We begin with the curve $$y = x^2 - 3x + 2$$. The points where this curve meets the $$x$$-axis are obtained by setting $$y = 0$$ because every $$x$$-axis point has ordinate zero.

So we solve $$x^2 - 3x + 2 = 0$$. Factoring, we have$$(x - 1)(x - 2) = 0,$$which gives the two roots$$x = 1 \quad\text{and}\quad x = 2.$$

Hence the curve intersects the $$x$$-axis at the points$$(1,\,0)\quad\text{and}\quad(2,\,0).$$

According to the question, the straight line $$x + y = a$$ touches (is tangent to) the curve at one of these points, and the straight line $$x - y = b$$ touches the curve at the other. For a line to be a tangent at a point on a curve, its slope must equal the derivative of the curve at that point.

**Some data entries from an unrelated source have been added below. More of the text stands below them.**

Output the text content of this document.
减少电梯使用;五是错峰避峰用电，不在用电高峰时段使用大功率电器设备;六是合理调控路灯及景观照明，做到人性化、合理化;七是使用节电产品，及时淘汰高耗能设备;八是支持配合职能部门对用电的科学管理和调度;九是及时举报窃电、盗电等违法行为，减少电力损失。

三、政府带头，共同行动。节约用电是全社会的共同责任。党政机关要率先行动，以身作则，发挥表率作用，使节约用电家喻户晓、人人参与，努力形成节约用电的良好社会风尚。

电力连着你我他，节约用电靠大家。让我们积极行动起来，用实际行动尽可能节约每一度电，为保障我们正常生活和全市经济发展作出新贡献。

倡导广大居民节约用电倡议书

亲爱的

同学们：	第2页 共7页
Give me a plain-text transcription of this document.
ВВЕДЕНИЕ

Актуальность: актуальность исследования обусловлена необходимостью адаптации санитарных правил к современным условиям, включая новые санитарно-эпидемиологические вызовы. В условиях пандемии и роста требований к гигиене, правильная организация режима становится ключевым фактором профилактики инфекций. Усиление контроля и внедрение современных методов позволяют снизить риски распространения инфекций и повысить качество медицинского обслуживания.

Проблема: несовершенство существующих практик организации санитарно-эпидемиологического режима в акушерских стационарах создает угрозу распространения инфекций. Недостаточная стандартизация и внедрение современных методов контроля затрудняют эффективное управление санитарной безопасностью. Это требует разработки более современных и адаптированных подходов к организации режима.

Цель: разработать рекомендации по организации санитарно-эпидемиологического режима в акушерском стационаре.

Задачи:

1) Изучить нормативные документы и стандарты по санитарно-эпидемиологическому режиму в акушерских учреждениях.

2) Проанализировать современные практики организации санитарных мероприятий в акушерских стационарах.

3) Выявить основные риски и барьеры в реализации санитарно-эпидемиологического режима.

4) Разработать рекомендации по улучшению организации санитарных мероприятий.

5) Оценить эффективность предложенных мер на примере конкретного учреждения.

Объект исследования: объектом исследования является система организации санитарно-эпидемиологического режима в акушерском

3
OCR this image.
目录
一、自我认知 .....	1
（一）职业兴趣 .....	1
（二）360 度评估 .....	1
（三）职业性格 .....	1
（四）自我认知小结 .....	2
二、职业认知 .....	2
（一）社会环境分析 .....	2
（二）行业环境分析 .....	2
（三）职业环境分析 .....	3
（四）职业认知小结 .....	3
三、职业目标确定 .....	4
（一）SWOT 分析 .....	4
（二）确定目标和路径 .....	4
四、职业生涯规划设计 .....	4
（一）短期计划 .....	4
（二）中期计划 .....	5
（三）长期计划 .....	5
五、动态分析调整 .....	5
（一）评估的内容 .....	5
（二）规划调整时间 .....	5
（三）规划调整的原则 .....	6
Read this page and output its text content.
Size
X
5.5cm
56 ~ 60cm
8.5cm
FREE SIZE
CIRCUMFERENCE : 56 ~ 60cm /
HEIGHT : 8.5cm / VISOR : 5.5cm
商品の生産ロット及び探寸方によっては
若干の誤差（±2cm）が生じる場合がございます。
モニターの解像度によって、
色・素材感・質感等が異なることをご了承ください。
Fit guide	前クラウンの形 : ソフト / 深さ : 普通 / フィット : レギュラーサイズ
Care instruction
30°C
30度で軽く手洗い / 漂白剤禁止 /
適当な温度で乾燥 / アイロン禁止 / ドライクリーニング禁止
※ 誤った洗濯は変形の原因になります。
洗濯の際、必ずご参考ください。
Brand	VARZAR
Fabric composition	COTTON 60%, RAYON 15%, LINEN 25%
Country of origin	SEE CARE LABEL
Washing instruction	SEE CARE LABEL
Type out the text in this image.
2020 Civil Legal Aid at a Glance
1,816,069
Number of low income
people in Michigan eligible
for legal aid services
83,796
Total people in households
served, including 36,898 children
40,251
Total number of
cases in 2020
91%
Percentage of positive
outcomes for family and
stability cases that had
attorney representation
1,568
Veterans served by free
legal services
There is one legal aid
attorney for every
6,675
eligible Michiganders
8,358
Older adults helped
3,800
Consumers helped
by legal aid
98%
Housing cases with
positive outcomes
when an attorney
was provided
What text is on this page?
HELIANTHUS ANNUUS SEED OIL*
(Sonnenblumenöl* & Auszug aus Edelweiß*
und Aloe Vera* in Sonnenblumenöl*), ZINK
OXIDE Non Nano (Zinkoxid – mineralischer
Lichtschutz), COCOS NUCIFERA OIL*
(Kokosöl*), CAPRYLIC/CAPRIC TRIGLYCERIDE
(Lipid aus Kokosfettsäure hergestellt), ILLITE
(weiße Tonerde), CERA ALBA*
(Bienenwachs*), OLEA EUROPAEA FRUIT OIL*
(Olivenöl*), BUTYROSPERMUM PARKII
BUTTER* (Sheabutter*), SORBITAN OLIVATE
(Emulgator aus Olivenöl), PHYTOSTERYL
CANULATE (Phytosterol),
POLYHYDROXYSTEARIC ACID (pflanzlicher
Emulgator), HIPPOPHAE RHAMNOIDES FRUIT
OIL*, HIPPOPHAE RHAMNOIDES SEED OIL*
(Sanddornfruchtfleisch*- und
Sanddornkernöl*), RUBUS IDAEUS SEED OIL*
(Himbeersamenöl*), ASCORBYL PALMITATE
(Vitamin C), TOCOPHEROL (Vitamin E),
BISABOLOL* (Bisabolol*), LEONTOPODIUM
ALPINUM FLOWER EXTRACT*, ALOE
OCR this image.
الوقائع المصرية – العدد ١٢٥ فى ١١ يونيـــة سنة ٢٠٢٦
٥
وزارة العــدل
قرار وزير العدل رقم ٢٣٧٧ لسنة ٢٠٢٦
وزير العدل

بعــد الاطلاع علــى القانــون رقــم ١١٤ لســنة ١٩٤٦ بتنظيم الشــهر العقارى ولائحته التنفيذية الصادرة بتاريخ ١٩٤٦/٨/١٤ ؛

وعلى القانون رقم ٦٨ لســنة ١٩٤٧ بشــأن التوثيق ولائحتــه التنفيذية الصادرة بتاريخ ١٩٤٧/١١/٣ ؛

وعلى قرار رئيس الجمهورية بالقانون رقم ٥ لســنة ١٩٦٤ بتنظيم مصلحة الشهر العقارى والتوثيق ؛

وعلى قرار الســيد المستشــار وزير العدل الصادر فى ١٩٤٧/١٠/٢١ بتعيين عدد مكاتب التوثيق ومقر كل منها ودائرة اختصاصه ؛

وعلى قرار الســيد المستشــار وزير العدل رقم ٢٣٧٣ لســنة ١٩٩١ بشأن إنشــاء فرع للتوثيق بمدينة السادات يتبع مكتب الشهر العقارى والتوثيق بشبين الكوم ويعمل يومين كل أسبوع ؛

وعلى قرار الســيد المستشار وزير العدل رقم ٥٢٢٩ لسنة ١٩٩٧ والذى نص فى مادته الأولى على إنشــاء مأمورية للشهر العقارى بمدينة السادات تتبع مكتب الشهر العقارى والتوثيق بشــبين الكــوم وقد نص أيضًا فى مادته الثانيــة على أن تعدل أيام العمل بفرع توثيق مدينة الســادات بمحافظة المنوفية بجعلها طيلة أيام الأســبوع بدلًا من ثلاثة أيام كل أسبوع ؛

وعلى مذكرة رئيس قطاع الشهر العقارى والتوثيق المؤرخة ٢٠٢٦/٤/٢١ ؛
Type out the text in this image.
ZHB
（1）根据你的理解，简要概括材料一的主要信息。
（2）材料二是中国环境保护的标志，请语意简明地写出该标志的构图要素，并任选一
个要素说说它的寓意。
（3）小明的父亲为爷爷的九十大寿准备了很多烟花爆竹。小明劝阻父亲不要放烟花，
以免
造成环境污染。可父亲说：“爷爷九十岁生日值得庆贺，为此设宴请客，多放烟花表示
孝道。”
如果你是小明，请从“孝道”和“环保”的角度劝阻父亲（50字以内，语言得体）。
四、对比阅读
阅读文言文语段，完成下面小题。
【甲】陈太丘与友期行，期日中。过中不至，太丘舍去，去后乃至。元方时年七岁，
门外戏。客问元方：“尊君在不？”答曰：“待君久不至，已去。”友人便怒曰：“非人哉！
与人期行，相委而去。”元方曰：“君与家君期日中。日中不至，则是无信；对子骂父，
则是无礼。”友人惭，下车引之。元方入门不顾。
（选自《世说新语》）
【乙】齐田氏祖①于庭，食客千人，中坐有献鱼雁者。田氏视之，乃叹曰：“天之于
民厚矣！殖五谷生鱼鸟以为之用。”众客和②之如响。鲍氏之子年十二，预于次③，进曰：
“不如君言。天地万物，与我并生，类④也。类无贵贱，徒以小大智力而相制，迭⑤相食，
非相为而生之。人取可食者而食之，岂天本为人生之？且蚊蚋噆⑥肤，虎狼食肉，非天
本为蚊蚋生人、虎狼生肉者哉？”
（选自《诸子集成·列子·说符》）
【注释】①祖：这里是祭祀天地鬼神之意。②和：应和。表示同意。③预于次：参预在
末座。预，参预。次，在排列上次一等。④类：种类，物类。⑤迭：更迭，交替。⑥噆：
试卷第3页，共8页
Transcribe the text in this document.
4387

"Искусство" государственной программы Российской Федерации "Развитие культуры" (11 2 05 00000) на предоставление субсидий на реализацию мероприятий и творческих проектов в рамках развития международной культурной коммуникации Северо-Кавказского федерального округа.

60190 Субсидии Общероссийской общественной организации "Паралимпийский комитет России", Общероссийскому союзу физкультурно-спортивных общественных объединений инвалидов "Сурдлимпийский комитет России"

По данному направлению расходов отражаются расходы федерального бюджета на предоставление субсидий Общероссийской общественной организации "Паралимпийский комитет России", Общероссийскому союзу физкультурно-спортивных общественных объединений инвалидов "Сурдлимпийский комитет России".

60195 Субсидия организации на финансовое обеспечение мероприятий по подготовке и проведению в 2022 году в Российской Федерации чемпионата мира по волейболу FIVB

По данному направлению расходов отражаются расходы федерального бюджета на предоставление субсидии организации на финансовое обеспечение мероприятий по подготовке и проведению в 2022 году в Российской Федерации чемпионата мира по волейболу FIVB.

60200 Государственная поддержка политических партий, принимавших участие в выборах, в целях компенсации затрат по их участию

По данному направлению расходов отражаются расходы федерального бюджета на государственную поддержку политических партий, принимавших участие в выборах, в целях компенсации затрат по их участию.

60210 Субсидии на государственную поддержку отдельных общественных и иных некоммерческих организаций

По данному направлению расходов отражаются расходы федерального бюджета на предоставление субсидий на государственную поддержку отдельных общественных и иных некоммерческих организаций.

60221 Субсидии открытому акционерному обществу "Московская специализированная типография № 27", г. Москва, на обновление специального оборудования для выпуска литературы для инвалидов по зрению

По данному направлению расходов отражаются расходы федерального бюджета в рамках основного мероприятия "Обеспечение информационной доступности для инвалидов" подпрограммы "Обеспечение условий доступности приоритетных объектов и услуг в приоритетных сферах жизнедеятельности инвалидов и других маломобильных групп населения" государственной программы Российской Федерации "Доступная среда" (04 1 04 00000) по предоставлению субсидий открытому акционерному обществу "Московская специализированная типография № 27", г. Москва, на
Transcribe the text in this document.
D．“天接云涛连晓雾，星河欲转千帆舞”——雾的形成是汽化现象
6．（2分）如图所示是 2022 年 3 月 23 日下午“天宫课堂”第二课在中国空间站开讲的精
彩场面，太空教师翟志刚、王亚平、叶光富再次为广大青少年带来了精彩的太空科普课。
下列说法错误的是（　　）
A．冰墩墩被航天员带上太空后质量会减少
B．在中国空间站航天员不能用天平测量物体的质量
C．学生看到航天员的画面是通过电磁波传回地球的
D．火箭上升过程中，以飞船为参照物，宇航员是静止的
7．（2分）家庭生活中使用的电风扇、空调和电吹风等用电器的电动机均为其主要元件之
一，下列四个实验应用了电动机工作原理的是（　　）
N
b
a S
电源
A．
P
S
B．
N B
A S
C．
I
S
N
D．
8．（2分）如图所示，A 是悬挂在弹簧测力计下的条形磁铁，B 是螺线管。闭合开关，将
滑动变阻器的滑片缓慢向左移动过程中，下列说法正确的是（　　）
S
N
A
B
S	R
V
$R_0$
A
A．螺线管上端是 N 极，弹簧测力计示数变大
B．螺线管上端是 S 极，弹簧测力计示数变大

The derivative of the curve is obtained using the power rule $$\frac{d}{dx}\,(x^n)=nx^{\,n-1},$$so

$$\frac{dy}{dx}=2x-3.$$

Tangent at the point $$(1,\,0)$$

Substituting $$x = 1$$ into the derivative gives the slope at this point:$$m_1 = 2(1) - 3 = -1.$$

Now we write the tangent line through $$(1,\,0)$$ with slope $$-1$$ using the point-slope form $$y - y_1 = m(x - x_1):$$ $$y - 0 = -1\bigl(x - 1\bigr).$$ Simplifying, we get$$y = -x + 1.$$ Rearranging into the standard form $$x + y = \text{constant},$$ we have$$x + y = 1.$$ Thus$$a = 1.$$

Tangent at the point $$(2,\,0)$$

Substituting $$x = 2$$ into the derivative gives the slope at this point:$$m_2 = 2(2) - 3 = 1.$$

Again using the point-slope form through $$(2,\,0)$$:$$y - 0 = 1\bigl(x - 2\bigr).$$ Hence$$y = x - 2.$$ Rearranging into the form $$x - y = \text{constant},$$ we obtain$$x - y = 2.$$ Therefore$$b = 2.$$

We now compute the required ratio: $$\frac{a}{b} = \frac{1}{2} = 0.5.$$

So, the answer is $$0.5$$.